Peace and Love to you all! I couldn't have done it without you. The knowledge and support I've had are priceless. Skye
October 28th, 2011
Finding my way out of a meth addiction took more work than anything in my life partly because I had no idea I was addicted. In my world I was just hanging out with the gang and doing a little meth now and then. This was true until now and then became more and more frequent. I had no idea that I was becoming addicted until one day I realized how much of my life was consumed with getting the next high. I even forgot about picking my kids up on a number of occasions because I was busy getting high. I decided that I had to stop using and thought for sure that was the end.
It wasn't the end at all. I stopped and started about fifteen times before I realized I was addicted to meth and couldn't stop by myself. I needed help to get there and to get my life back on track before I lost everything really important to me. I checked myself into a rehab program and was determined that I would stop and it would be done. It was so much harder than I ever dreamed. I was shocked that I was so hooked that even in rehab I couldn't stop thinking about doing it. I did learn the tools to stay clean and how to get help if I needed it without being embarrassed about it. My children and my own life are more important than feeling embarrassed that I am an addict.
October 28th, 2011
I first used meth when I went to a party with a friend. I had a bad day and my boyfriend and I broke up after I found him cheating on me. My friend thought I needed a diversion and meth was her way of doing that. After that first time I would choose to do it whenever we went out. This seemed harmless enough until I realized how much money and life I was wasting on meth. I thought I just needed to stop wasting on meth and get going with my life. I had met a new guy and he was terrific so it was time to stop playing games and get serious about growing up. He didn't know I used meth and I didn't really want him to.

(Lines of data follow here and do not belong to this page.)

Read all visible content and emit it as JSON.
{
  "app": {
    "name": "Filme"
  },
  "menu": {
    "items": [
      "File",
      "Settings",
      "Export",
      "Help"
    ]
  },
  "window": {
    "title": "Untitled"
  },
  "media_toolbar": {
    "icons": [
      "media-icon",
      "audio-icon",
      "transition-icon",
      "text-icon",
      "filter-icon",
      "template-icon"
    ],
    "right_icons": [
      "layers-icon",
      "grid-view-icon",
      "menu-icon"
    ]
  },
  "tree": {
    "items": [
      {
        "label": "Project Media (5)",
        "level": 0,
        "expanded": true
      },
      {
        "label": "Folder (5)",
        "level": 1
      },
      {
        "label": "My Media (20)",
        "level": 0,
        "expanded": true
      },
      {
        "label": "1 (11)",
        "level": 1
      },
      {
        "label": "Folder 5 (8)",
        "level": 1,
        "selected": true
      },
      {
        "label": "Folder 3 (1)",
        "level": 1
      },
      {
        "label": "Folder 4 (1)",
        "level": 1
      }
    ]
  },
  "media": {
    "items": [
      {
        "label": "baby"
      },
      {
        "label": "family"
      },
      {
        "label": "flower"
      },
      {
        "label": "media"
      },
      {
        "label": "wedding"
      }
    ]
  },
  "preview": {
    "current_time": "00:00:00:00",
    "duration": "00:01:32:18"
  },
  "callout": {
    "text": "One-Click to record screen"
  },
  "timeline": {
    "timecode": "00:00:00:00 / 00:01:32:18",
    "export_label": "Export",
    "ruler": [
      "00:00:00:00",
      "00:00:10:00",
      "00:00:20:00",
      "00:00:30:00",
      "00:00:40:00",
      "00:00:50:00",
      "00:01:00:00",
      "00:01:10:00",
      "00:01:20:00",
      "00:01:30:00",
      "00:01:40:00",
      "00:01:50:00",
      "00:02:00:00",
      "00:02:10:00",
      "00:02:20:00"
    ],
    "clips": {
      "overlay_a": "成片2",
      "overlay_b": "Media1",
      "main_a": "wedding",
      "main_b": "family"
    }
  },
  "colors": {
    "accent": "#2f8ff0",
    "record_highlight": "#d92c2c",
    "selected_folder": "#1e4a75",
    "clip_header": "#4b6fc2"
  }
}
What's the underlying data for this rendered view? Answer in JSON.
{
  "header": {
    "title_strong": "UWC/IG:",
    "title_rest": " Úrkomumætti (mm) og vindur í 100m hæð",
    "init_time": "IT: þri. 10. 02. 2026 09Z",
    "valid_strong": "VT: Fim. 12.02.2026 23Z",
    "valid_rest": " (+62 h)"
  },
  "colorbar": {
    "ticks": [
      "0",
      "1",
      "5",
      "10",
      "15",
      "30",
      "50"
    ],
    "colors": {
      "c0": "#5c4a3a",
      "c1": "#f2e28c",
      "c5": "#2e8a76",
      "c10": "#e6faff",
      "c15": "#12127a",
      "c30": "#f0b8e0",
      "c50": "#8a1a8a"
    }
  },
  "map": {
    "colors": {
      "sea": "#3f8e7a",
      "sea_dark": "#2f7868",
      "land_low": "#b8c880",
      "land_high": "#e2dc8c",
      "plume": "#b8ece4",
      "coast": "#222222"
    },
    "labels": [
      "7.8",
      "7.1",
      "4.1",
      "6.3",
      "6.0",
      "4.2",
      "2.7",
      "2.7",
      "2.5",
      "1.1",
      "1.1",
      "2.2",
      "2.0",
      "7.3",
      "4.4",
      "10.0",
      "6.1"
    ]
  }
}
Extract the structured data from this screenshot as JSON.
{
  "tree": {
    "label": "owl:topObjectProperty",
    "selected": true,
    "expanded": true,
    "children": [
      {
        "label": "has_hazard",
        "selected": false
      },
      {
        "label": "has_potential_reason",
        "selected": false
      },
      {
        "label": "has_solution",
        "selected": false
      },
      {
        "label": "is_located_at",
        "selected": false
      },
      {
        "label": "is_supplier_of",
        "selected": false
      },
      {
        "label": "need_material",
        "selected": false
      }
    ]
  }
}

I couldn't stop using it. I tried and could only make it a few days before needing more. Even though I had the greatest guy and some amazing things going on in my life I couldn't stop. I had no idea I was addicted to meth because it was so blinding. I was clueless. I finally told my new guy everything and told him I needed help. He was very supportive and I went into an outpatient rehab treatment center to get clean and stay that way. It takes everything I have to stay clean and avoid using when life gets stressful, but thankfully I have great support systems in place and the tools to do accomplish the goal.
October 28th, 2011
I have never been addicted to anything in my life. I don't smoke and I don't drink. When I first did meth it was because my boyfriend was using and I wanted to keep up with him. I gave it a try and thought it wasn't bad so I used it again. Before long I was using every time I saw him and I would make sure to see him often. Eventually he and I split up and I decided I was going to stop using meth since I didn't see him any more. Well that sounded like a great idea until I tried it. I made it one week and then went looking for meth. I couldn't keep my mind off from it. I wanted it all the time and when I wasn't doing it I was thinking about when I could do it. I tried to stop over and over and over again. It hit me that I was an addict. I didn't see it before.
I couldn't stop without help and had to go to a rehab center which was very embarrassing to me. I felt humiliated that I didn't have control over my own life and that I couldn't pick my own direction. I got the help I needed and swore to never go back to drugs. Finding a way to make it through each day takes effort and I need all of the resources that they taught me in rehab but I have my life back.